Я попыталась сосредоточиться и поняла, что сейчас не смогу, не способна на такое управление силой.
– Не сейчас… У тебя есть свое жилье? Есть где жить?
– Да, у меня квартирка в Бронксе.
– Хорошо. Приходи завтра днем. Я надеюсь, буду в форме, и мы постараемся со всем разобраться.
– Хорошо, – и Тони улыбнулся легко и весело. Обольстительно.
– У тебя ведь нет всяких глупых мыслей в отношении меня, а, волк? – спросила я, чтобы пресечь всякие попытки на корню.
– Я пес, в стае лорда Седрика не волки, а псы. И хоть многие из нас, или правильней уже сказать "из них", перегрызли бы глотки за такое оскорбление, правды это не меняет. Так что глупых мыслей в отношении тебя, хозяйка, не имею. Не боись, я не полный придурок.
– А почему в стае Седрика псы, а не волки?
– У нас есть хозяин, который заботится о нас и которому мы служим. А для волка что главное?
– Свобода…
Он кивнул.
– А мы променяли ее на помощь в полнолуние и при ранениях, денежную работу и доступных самок, – на последних словах он игриво подмигнул.

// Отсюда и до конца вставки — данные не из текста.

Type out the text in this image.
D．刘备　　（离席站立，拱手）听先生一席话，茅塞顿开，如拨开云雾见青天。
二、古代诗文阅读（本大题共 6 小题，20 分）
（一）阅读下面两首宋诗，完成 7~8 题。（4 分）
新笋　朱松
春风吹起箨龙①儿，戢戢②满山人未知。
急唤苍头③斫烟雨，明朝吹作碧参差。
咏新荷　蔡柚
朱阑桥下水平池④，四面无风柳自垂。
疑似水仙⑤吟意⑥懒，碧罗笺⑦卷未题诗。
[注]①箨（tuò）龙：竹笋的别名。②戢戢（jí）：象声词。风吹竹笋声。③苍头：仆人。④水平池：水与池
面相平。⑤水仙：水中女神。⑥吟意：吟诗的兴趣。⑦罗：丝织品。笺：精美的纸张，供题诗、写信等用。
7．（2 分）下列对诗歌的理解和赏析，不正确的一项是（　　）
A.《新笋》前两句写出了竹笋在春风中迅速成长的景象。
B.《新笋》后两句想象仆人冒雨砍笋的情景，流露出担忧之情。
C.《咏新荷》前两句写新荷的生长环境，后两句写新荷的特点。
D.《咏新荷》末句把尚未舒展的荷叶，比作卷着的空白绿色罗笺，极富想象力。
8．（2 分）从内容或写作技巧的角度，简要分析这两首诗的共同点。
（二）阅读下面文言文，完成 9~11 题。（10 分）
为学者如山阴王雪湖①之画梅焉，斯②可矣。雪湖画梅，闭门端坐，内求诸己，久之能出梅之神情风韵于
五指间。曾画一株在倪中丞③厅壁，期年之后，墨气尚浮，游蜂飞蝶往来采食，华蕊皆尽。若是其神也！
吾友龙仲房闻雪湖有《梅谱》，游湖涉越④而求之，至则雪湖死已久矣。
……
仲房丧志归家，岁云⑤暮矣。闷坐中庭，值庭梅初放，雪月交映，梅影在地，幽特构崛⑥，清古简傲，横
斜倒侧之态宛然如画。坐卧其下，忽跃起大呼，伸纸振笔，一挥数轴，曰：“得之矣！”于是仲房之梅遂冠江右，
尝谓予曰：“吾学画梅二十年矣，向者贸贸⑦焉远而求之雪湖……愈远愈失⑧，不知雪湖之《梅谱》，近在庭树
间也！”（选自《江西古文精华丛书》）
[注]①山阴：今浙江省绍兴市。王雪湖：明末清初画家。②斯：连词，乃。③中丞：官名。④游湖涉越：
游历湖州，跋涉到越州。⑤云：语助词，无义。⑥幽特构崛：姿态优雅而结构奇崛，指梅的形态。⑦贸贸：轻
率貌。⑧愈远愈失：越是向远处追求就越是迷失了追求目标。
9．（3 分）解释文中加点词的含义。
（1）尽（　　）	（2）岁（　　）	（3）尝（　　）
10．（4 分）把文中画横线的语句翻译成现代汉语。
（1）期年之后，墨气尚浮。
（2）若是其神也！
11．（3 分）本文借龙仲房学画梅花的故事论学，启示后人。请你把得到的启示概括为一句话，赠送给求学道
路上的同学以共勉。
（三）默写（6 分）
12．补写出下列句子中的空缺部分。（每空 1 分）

– И как же ты, такой сильный и опасный, будешь подчиняться мне, женщине? – задала я провокационный вопрос.
Тони тут же стал предельно серьезен.
– Даже не знаю, как тебе объяснить… Нет у меня желания испытывать твое терпение и проверять на прочность, и всё тут. Может, сила твоя виновата, может, еще что.
Точно, он все еще под воздействием моей силы, а что будет, когда она "выветрится"?
– Тони, я могу быть жесткой и жестокой, – с угрозой предупредила я.
– Мне тоже страшно, – вдруг сказал он и грустно улыбнулся, – но дороги назад нет.
– Нет, – подтвердила я. – Приходи завтра…
И я ласково погладила его по заросшей щеке, он вывернулся, подставляя ухо под почесывание. Я почесала, и в пальцы полилась сила… Чужая… чуждая. Несшая осознание своей физической силы и простоту… в желаниях, в решениях…
Тони кормил меня. Сам. Считается, что волки не отдают сами – из них надо вытягивать.
– Я вкусный?
– Ты хороший. Сильный и простой.
– А ты вкусная и пахнешь жарким днем в поле… Я в детстве жил на ферме… – говоря это, он опять лизнул мою ладонь, собирая каплю силы.